[Willem Simon Christiaan Deyll]
Deyll (Willem Simon Christiaan), geboren te Vlissingen den 13den Augustus 1847, werd na een jaar te Neuchâtel doorgebracht te hebben onder leiding van Prof. Godet, ingeschreven als student in de Theologie aan het Athenaeum te Amsterdam in 1864; eveneens komt zijn naam herhaaldelijk voor in het Album Studiosorum der Utrechtsche Academie, de eerste maal als ingeschreven den 21sten December 1864 met bijvoeging ‘Athenaei Amstelodamensis’. ‘Summa cum laude’ promoveerde hij te Utrecht den 25sten Januari 1872 op het hieronder genoemde proefschrift.
In 1872 candidaat geworden bij de Waaische Commissie en in datzelfde jaar aangesteld als ‘proposant catéchiste’ bij de Waalsche gemeente te Leiden, werd hij den 8sten Febr. 1874 predikant bij de Waalsche gemeente te Groningen, waar hij bevestigd werd door Ds. J.A. van Hamel, predikant te Leiden met Hand. I:8 en intrede deed met 2 Cor. IV:5-7. Van Groningen ging hij naar Delft, waar hij den 23sten April 1876 bij de Waalsche gemeente bevestigd werd door Ds. F.H. Gagnebin, predikant te Amsterdam, met Hebr. XIII:7 en intrede deed met Joh. III:30. De tekst bij zijn afscheid te Groningen den 9den April was Rom. VIII:35-39.

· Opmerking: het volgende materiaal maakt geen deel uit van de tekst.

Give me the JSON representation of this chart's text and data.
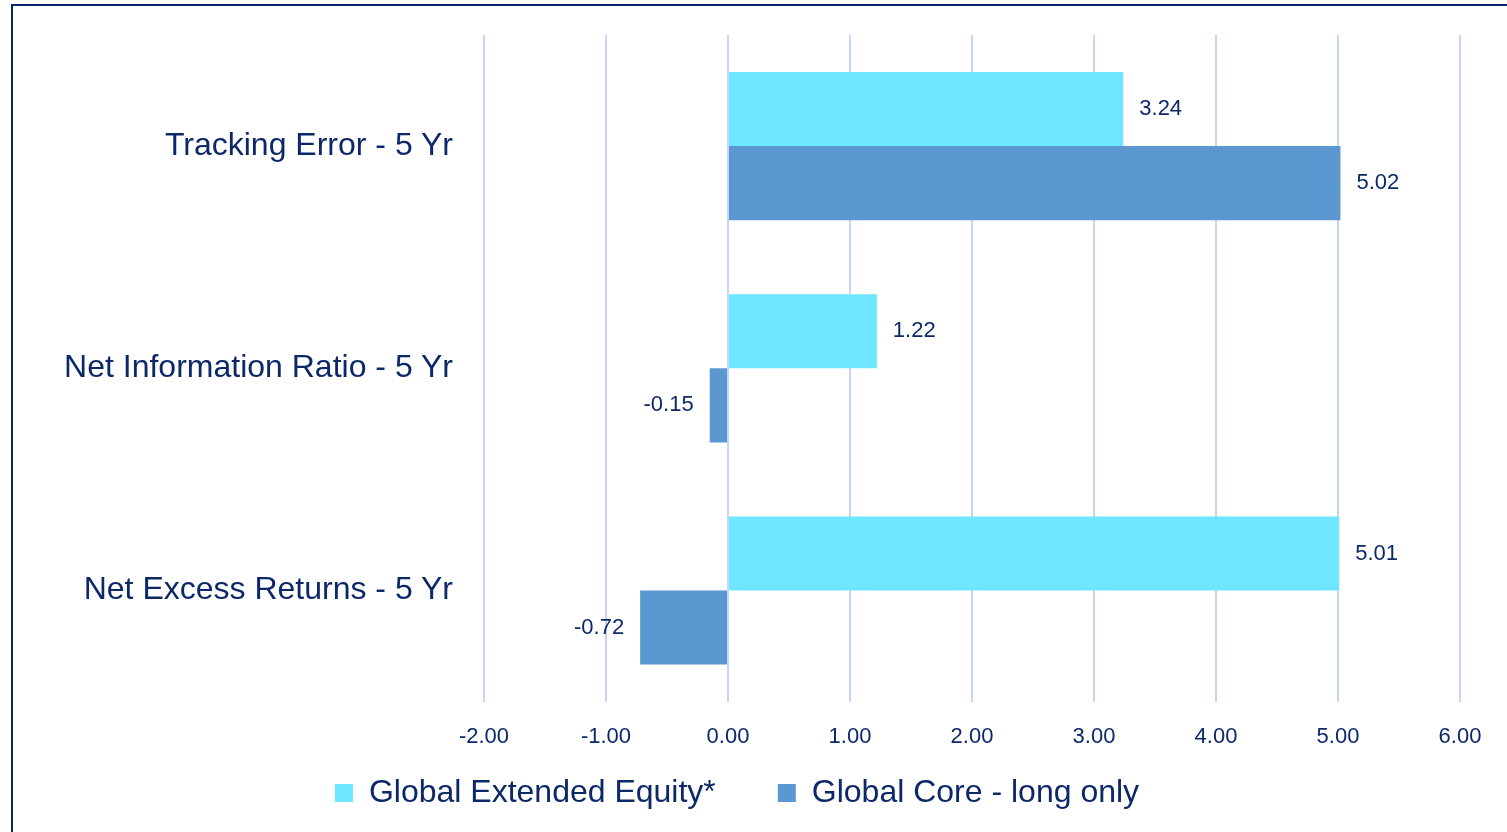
{
  "chart_data": {
    "type": "bar",
    "orientation": "horizontal",
    "categories": [
      "Tracking Error - 5 Yr",
      "Net Information Ratio - 5 Yr",
      "Net Excess Returns - 5 Yr"
    ],
    "series": [
      {
        "name": "Global Extended Equity*",
        "color": "#6fe6ff",
        "values": [
          3.24,
          1.22,
          5.01
        ]
      },
      {
        "name": "Global Core - long only",
        "color": "#5b98d2",
        "values": [
          5.02,
          -0.15,
          -0.72
        ]
      }
    ],
    "xlim": [
      -2,
      6
    ],
    "xticks": [
      {
        "value": -2,
        "label": "-2.00"
      },
      {
        "value": -1,
        "label": "-1.00"
      },
      {
        "value": 0,
        "label": "0.00"
      },
      {
        "value": 1,
        "label": "1.00"
      },
      {
        "value": 2,
        "label": "2.00"
      },
      {
        "value": 3,
        "label": "3.00"
      },
      {
        "value": 4,
        "label": "4.00"
      },
      {
        "value": 5,
        "label": "5.00"
      },
      {
        "value": 6,
        "label": "6.00"
      }
    ],
    "grid": "x",
    "legend": "bottom",
    "data_labels": true
  }
}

Te Delft overleed hij na een kortstondig lijden reeds op 35-jarigen leeftijd den 21sten September 1882. Den Zondag na zijn overlijden hield Ds. J.A. van Hamel, emer. predikant te Leiden, in de Waalsche kerk te Delft een lijkrede op hem over Job XXXIII:13b. Man van levendig en open karakter, bezat Deyll bovendien vele gaven voor wetenschap en kansel, en deed nog veel van zich verwachten.
Den 29sten Januari 1874 was hij te Leiden gehuwd met Mejuffrouw C.S. Cool, uit welk huwelijk drie kinderen werden geboren.